А. Б. Гольденвейзер со свойственными ему методичностью и способностью к научному анализу проблемы (качествами, редкими среди музыкантов-исполнителей) суммировал многочисленные разрозненные высказывания своих предшественников и коллег по этому вопросу и создал собственную концепцию. Анализируя сущность музыки как вида искусства, он указал, что, в отличие от живописи, архитектуры и других видов искусства, где произведение, созданное автором, целиком готово к восприятию, композитор фиксирует музыкальное произведение с помощью сложной системы знаков, выработанной в течение столетий. Произведение в том виде, как написал его композитор, является лишь потенциально звучащей музыкой, и для того чтобы оно зазвучало, необходим посредник-исполнитель. Роль этого посредника чрезвычайно велика, поскольку всякая музыкальная запись является приближенной. В полной мере замысел автора не поддается фиксации, так как и взаимоотношения звуков по высоте могут быть записаны лишь условно, и живой ритм невозможно записать с помощью метрической схемы. Существуют также всевозможные обозначения ритмических и динамических оттенков и темпов, где композиторы далеко не в равной мере ясно и подробно выражают свои намерения. Вообще, всякое обозначение – allegro, andante, forte, piano и т. д. – зависит в конце концов от исполнителя, и абсолютная его значимость никаким обозначением точно зафиксирована быть не может.

В связи с этим Гольденвейзер делает вывод, что обязанностью исполнителя является сначала точно воспроизвести тот минимум, который зафиксирован в нотах, а уже на этой основе можно проявлять свою творческую индивидуальность. Гольденвейзер горячо протестовал против ложного понимания свободы в интерпретации. «Индивидуальность исполнителя, – говорил он, – никогда не убьешь самым точным выполнением указаний автора, если эта индивидуальность действительно яркая. Проявляется она в таких бесконечно малых штрихах, которые нельзя обозначить никакими нотными знаками и с которых, собственно, только и начинается истинное искусство исполнителя. Те же исполнители, которые прежде всего стараются идти во что бы то ни стало вразрез с указаниями автора, обнаруживают этим по большей части только отсутствие у них собственной яркой индивидуальности» .

По мнению Гольденвейзера, проявление индивидуальности, т. е. собственно интерпретация, будет значительным только тогда, когда музыкант обладает широкими и разносторонними знаниями и внутренней культурой. «Музыкант-исполнитель, – говорил он, – должен стремиться к тому, чтобы быть на уровне духовной культуры и внутренней значительности автора. Как бы хорошо исполнитель ни владел мастерством, если он сам незначительный человек и ему самому нечего сказать слушателю, его воздействие будет ничтожно» [Там же. С. 55].

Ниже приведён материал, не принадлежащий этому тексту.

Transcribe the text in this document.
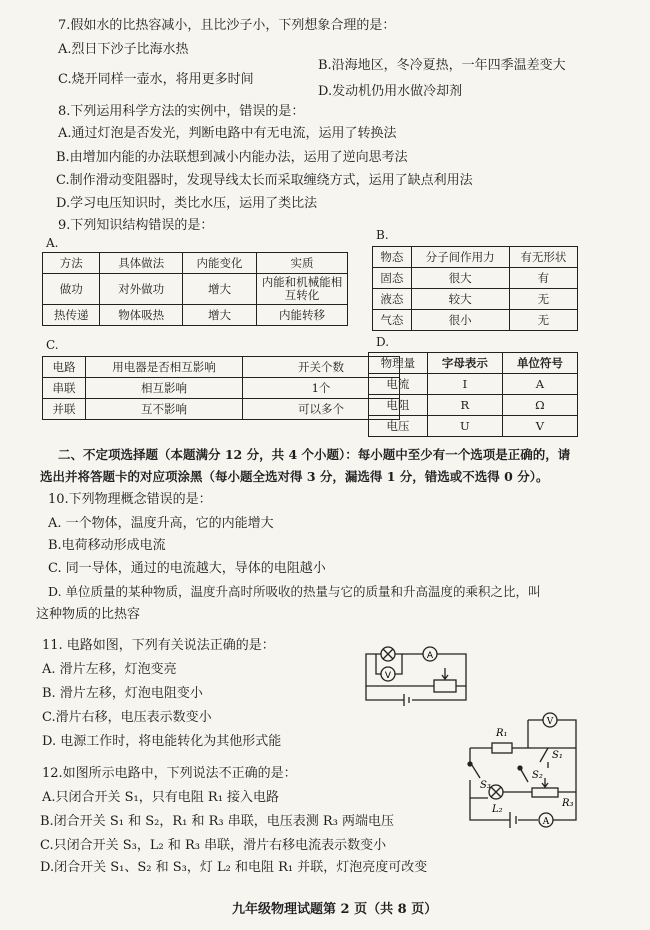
7.假如水的比热容减小，且比沙子小，下列想象合理的是：
A.烈日下沙子比海水热
B.沿海地区，冬冷夏热，一年四季温差变大
C.烧开同样一壶水，将用更多时间
D.发动机仍用水做冷却剂
8.下列运用科学方法的实例中，错误的是：
A.通过灯泡是否发光，判断电路中有无电流，运用了转换法
B.由增加内能的办法联想到减小内能办法，运用了逆向思考法
C.制作滑动变阻器时，发现导线太长而采取缠绕方式，运用了缺点利用法
D.学习电压知识时，类比水压，运用了类比法
9.下列知识结构错误的是：
A.
B.
C.	D.
方法	具体做法	内能变化	实质
做功	对外做功	增大	内能和机械能相互转化
热传递	物体吸热	增大	内能转移
物态	分子间作用力	有无形状
固态	很大	有
液态	较大	无
气态	很小	无
电路	用电器是否相互影响	开关个数
串联	相互影响	1个
并联	互不影响	可以多个
物理量	字母表示	单位符号
电流	I	A
电阻	R	Ω
电压	U	V
二、不定项选择题（本题满分 12 分，共 4 个小题）：每小题中至少有一个选项是正确的，请
选出并将答题卡的对应项涂黑（每小题全选对得 3 分，漏选得 1 分，错选或不选得 0 分）。
10.下列物理概念错误的是：
A. 一个物体，温度升高，它的内能增大
B.电荷移动形成电流
C. 同一导体，通过的电流越大，导体的电阻越小
D. 单位质量的某种物质，温度升高时所吸收的热量与它的质量和升高温度的乘积之比，叫
这种物质的比热容
11. 电路如图，下列有关说法正确的是：
A. 滑片左移，灯泡变亮
B. 滑片左移，灯泡电阻变小
C.滑片右移，电压表示数变小
D. 电源工作时，将电能转化为其他形式能
A
V
12.如图所示电路中，下列说法不正确的是：
A.只闭合开关 S₁，只有电阻 R₁ 接入电路
B.闭合开关 S₁ 和 S₂，R₁ 和 R₃ 串联，电压表测 R₃ 两端电压
C.只闭合开关 S₃，L₂ 和 R₃ 串联，滑片右移电流表示数变小
D.闭合开关 S₁、S₂ 和 S₃，灯 L₂ 和电阻 R₁ 并联，灯泡亮度可改变
R₁
V
S₁
S₂
S₃
L₂
R₃
A
九年级物理试题第 2 页（共 8 页）
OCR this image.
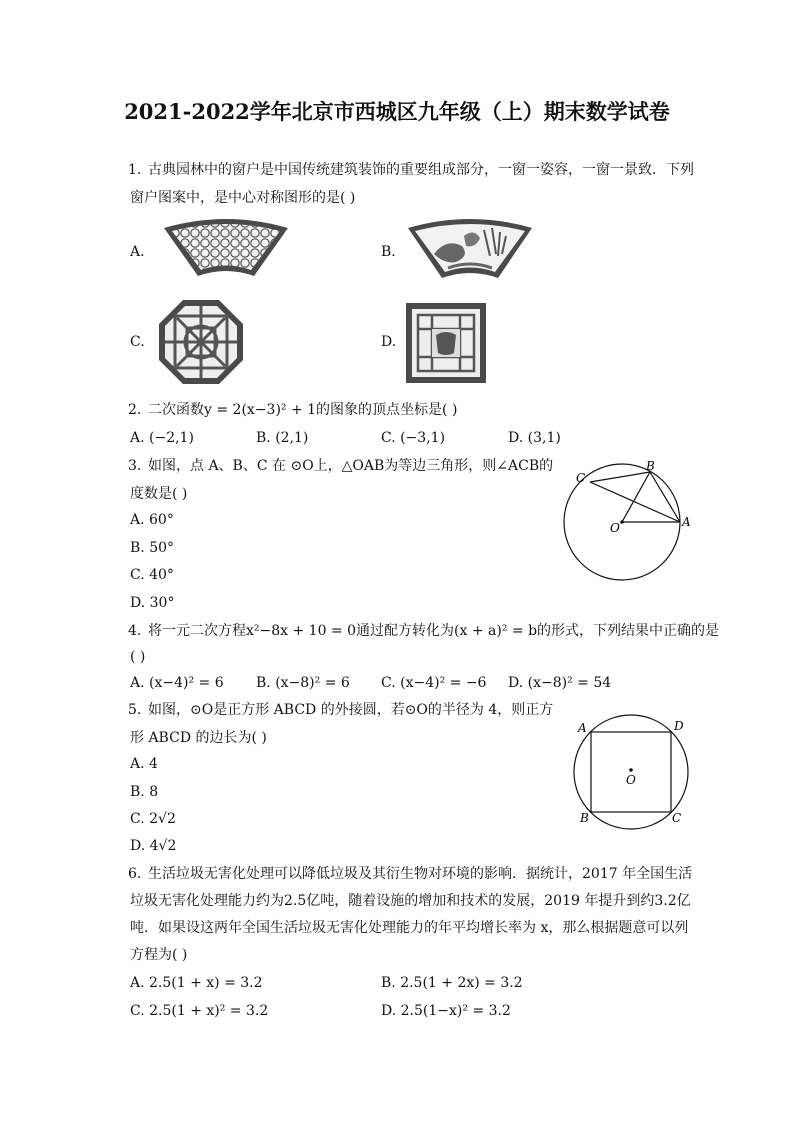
2021-2022学年北京市西城区九年级（上）期末数学试卷
1. 古典园林中的窗户是中国传统建筑装饰的重要组成部分，一窗一姿容，一窗一景致．下列
窗户图案中，是中心对称图形的是( )
A.	B.
C.	D.
2. 二次函数y = 2(x−3)² + 1的图象的顶点坐标是( )
A. (−2,1)	B. (2,1)	C. (−3,1)	D. (3,1)
3. 如图，点 A、B、C 在 ⊙O上，△OAB为等边三角形，则∠ACB的
度数是( )
A. 60°
B. 50°
C. 40°
D. 30°
C
B
O	A
4. 将一元二次方程x²−8x + 10 = 0通过配方转化为(x + a)² = b的形式，下列结果中正确的是
( )
A. (x−4)² = 6 B. (x−8)² = 6 C. (x−4)² = −6 D. (x−8)² = 54
5. 如图，⊙O是正方形 ABCD 的外接圆，若⊙O的半径为 4，则正方
形 ABCD 的边长为( )
A. 4
B. 8
C. 2√2
D. 4√2
A	D
O
B	C
6. 生活垃圾无害化处理可以降低垃圾及其衍生物对环境的影响．据统计，2017 年全国生活
垃圾无害化处理能力约为2.5亿吨，随着设施的增加和技术的发展，2019 年提升到约3.2亿
吨．如果设这两年全国生活垃圾无害化处理能力的年平均增长率为 x，那么根据题意可以列
方程为( )
A. 2.5(1 + x) = 3.2	B. 2.5(1 + 2x) = 3.2
C. 2.5(1 + x)² = 3.2	D. 2.5(1−x)² = 3.2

Энциклопедические знания самого А. Б. Гольденвейзера, его наблюдательность и исключительная память поражали учеников и коллег. Глубочайший знаток творчества русских и зарубежных классиков, редактор всех фортепианных произведений Бетховена и Шумана, сонат и ряда концертов Моцарта, сонат Скарлатти и многих других сочинений, Гольденвейзер приучал студентов к тщательному анализу произведений, разъяснял стилевые особенности, приводя примеры из других сочинений данного автора, сравнивая различные толкования текста.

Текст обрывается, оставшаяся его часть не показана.